A live, in-person crowd booing centrist favorites like Clinton and perhaps even complaining (or kneeling) during the anthem would have been bad optics.


The pandemic is the only reason Democrats got away with giving Bill Clinton a coveted speaking slot at their convention. Without a crowd to boo and protest—as Bernie Sanders supporters did in 2016—the party has been able to craft a centrist charade targeted precisely at the Obama-Trump swing voters in key states they need to persuade.

The first night of the convention opened with a prayer in the name of Jesus, the National Anthem, and references to the Constitution and Declaration of Independence. President Obama spoke on Wednesday night at the Museum of the American Revolution in front of a display on the Constitution. “Embedded in that document was a North Star,” he contended.
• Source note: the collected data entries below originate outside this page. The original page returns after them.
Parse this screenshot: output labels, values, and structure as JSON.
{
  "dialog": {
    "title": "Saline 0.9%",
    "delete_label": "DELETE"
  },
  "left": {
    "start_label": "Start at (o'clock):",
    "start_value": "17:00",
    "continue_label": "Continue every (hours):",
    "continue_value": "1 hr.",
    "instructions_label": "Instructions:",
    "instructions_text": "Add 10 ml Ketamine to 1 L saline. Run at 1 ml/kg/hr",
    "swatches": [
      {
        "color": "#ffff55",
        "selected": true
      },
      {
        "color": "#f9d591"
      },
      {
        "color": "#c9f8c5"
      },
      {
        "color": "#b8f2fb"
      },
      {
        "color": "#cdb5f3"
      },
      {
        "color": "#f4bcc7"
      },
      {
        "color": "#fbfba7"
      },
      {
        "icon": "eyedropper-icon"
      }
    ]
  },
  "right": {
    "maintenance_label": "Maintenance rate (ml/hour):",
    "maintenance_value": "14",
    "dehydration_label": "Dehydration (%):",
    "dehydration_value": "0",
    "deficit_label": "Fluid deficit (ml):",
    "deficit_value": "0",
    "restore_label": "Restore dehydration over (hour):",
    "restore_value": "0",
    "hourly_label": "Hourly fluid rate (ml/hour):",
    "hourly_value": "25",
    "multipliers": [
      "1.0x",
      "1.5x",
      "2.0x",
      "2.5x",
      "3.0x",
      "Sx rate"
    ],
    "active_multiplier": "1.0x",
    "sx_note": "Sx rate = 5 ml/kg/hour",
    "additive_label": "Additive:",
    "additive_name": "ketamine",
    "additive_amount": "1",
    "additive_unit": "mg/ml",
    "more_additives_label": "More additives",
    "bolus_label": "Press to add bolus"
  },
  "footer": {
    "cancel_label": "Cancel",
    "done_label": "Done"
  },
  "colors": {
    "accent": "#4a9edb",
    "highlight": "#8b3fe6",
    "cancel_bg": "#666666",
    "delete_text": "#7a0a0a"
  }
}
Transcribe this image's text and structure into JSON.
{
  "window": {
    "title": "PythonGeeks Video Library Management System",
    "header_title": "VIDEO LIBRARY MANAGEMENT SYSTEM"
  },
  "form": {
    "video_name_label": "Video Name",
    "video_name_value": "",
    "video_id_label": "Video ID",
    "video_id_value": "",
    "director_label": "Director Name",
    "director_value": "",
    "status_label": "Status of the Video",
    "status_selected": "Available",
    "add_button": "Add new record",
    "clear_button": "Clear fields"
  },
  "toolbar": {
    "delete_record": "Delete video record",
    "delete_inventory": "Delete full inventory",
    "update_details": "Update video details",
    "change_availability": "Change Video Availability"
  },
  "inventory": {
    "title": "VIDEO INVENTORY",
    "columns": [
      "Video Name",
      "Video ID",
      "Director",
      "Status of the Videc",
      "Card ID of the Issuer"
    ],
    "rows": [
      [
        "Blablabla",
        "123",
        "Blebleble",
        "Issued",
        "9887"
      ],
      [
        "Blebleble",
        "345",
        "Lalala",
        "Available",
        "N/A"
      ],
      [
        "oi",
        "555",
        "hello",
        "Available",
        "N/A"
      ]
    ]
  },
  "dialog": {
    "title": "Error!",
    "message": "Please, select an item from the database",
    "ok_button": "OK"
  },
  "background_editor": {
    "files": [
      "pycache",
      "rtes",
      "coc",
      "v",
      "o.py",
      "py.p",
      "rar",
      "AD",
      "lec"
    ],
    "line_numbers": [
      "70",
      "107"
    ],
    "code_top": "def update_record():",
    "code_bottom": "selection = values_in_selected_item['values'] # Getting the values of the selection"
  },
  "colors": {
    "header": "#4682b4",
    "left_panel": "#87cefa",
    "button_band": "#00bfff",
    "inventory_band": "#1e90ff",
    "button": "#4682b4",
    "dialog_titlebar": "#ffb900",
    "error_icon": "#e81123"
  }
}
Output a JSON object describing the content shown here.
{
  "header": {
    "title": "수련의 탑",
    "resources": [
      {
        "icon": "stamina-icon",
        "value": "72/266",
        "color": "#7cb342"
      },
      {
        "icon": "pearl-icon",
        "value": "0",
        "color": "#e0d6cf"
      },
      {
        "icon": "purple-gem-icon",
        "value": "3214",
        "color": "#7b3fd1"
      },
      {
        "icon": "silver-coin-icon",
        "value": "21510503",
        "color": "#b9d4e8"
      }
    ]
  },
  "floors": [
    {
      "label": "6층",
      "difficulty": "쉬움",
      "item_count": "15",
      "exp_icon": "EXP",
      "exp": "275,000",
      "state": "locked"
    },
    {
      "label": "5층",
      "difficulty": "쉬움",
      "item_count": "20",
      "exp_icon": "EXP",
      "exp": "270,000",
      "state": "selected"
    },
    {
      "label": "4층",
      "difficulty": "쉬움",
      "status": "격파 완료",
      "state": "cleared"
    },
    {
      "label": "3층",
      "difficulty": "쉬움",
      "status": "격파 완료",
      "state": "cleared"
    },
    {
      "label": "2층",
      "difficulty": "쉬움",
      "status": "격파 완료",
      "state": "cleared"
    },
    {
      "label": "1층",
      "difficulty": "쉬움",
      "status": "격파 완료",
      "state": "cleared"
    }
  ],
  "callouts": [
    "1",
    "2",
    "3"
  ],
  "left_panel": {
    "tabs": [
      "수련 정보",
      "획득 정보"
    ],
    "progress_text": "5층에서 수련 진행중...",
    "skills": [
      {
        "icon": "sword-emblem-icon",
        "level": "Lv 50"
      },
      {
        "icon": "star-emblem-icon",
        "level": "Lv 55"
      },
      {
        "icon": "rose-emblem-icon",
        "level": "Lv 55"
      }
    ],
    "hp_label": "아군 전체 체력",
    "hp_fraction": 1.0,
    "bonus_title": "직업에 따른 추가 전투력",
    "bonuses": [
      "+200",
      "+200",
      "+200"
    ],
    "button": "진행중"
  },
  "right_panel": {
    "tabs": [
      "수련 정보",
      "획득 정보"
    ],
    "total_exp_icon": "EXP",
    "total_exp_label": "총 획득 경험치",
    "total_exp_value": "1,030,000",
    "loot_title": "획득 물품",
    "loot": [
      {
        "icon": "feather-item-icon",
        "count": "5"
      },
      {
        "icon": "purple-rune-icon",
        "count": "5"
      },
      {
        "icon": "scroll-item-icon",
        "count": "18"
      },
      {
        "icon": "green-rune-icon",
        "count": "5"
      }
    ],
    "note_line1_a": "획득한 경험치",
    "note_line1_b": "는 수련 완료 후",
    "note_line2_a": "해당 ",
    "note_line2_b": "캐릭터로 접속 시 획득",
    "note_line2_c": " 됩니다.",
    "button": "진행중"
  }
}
In recent months, traditional emblems of American patriotism like the National Anthem and founding documents have fallen under attack from the left. A live, in-person crowd booing centrist favorites like Clinton and perhaps even complaining (or kneeling) during the anthem would have been bad optics for a party that clearly knows it need to focus heavily on regaining the voters it lost.

Sure, they’ve focused on guns, climate change, immigration, and other leftist pet issues. But they’ve addressed all of them in a way that reveals the party’s intention to appeal to centrists, which departs from so much of the extreme rhetoric they’ve leaned on during the entire Trump presidency, let alone the last few months. Climate change, for instance, was discussed primarily in the context of job creation.

Another tell? Vintage pictures and footage of figures like Biden and Nancy Pelosi continue rolling across our screens. In 2016, Donald Trump ran against the status quo (not unlike Obama in 2008). Now, in 2020, Democrats are building an argument that says, “We’ve been here for years!”

The bet is that voters who need to be persuaded or motivated are exhausted by perceived political chaos and want to vote for the safe choice this time around. But in an era of obvious populist discontent, “We’ve been here for years!” will smack of establishment entrenchment to a lot of voters, reminding them of all the special-interest baggage that comes with a career spent in Washington.

The strategy does, however, further reveal who Democrats are trying to please with this convention. Who’s watching nights of political infomercials in prime time? Not leftist millennials. It also reveals what message Democrats believe will persuade swing voters—opposition to Trump cloaked in patriotism, Biden’s personal character, a leftist Flight 93 Election calculation, and getting “back to better.” It’s the rollout of their strategy from now until November.

The virtual convention format is enabling Democrats to make that case without risking protest and opposition from a live, in-person audience, which may have been stacked with Sanders supporters, most of whom despise the Clintons and some of whom have no patience for those traditional emblems of American patriotism. This time around, there are no cameras to capture Susan Sarandon shaking her head in disgust at the brazen display of establishment politics.

The messaging of this DNC is not reflective of the party’s future, but a calculated attempt to channel its past, aided heavily by their ability to avoid in-person conflict.